Elsewhere, EBITDA was down 28.8% year-on-year from €12.7m in 2019 to €9m in 2020. Profit also fell by nearly a quarter (24.8%) from €7.75m to €5.8m.
Bet-at-home has however made significant savings on marketing costs with fewer bonuses being taken by customers and the postponement of the 2020 European Championships coming into play.
Marketing expenses for Q1 2020 came in at €6.6m compared to €8.2m in Q1 2019.
Looking ahead to the remainder of 2020, Bet-at-home noted that it expected GGR to be between €120m and €132m for 2020.

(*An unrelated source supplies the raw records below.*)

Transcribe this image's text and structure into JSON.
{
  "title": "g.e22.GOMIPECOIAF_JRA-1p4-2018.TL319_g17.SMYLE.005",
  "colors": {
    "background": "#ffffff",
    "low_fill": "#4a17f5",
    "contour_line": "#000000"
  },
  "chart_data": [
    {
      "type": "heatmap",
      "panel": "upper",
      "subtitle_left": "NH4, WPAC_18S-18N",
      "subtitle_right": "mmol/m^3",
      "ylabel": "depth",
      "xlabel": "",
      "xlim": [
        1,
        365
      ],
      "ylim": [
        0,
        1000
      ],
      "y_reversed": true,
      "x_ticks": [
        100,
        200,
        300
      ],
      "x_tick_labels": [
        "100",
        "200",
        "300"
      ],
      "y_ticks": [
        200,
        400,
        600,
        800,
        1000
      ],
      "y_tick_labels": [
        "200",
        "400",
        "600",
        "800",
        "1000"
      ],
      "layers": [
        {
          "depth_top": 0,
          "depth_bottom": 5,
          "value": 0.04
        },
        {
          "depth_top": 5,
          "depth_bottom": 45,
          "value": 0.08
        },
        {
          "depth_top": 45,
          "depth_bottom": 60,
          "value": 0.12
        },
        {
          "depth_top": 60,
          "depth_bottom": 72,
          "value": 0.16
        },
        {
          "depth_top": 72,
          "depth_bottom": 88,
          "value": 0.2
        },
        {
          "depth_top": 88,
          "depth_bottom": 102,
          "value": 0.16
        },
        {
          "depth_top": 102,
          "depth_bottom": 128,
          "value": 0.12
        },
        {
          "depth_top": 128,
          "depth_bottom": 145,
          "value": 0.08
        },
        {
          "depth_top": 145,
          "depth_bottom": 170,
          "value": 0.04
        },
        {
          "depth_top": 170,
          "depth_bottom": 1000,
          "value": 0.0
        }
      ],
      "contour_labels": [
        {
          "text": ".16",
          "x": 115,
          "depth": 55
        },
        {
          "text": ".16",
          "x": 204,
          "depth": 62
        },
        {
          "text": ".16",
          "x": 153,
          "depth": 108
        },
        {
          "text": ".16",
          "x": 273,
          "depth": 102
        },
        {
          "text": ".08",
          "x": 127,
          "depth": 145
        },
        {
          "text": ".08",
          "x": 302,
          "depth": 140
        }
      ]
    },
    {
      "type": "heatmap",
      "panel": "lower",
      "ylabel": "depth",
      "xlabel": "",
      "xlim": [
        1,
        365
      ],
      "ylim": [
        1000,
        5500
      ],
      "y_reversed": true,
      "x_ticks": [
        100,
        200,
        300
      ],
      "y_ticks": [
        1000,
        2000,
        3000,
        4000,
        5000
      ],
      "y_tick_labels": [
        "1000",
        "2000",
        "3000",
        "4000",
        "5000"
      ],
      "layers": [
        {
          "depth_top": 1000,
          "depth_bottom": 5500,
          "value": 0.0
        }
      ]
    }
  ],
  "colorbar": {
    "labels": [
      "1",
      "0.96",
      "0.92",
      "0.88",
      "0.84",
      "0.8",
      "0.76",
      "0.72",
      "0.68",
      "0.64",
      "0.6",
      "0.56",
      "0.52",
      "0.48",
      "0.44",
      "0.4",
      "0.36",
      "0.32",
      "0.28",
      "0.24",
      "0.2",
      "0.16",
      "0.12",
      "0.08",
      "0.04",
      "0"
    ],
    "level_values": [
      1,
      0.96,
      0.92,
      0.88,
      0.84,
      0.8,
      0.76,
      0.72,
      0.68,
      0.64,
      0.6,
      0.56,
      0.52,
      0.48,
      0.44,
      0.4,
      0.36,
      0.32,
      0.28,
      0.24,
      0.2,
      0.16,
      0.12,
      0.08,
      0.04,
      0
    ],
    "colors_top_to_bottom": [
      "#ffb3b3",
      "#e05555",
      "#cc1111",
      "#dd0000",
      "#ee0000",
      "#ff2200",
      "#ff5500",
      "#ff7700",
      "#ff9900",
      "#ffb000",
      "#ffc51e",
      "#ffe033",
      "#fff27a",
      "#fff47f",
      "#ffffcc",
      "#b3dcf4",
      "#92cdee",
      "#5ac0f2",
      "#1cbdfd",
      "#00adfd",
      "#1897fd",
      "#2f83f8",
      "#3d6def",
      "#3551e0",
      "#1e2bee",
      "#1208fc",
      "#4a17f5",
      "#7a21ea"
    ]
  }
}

A statement read: “The decline in gross betting and gaming revenue compared to the 2019 financial year is attributable to the loss of essential parts of the Swiss market and the significant decline in the Polish market.
“A potential decline in revenues due to regulatory changes in Germany can currently not be estimated and is therefore not considered.”
Regulus Partners analyst Paul Leyland said: “In the medium term, Bet-at-home has a more nuanced risk profile. Poland and Switzerland have demonstrated the dangers of European .com exposure that may be significantly exacerbated by changes in Germany.
“Further, Bet-at-home is likely to be up against increasingly flexible competition from newer operators even in its .com markets, which is hard to confront with either R&D or marketing without growth. Bet-at-home’s short-term strengths can therefore be seen as structural weaknesses,” he added.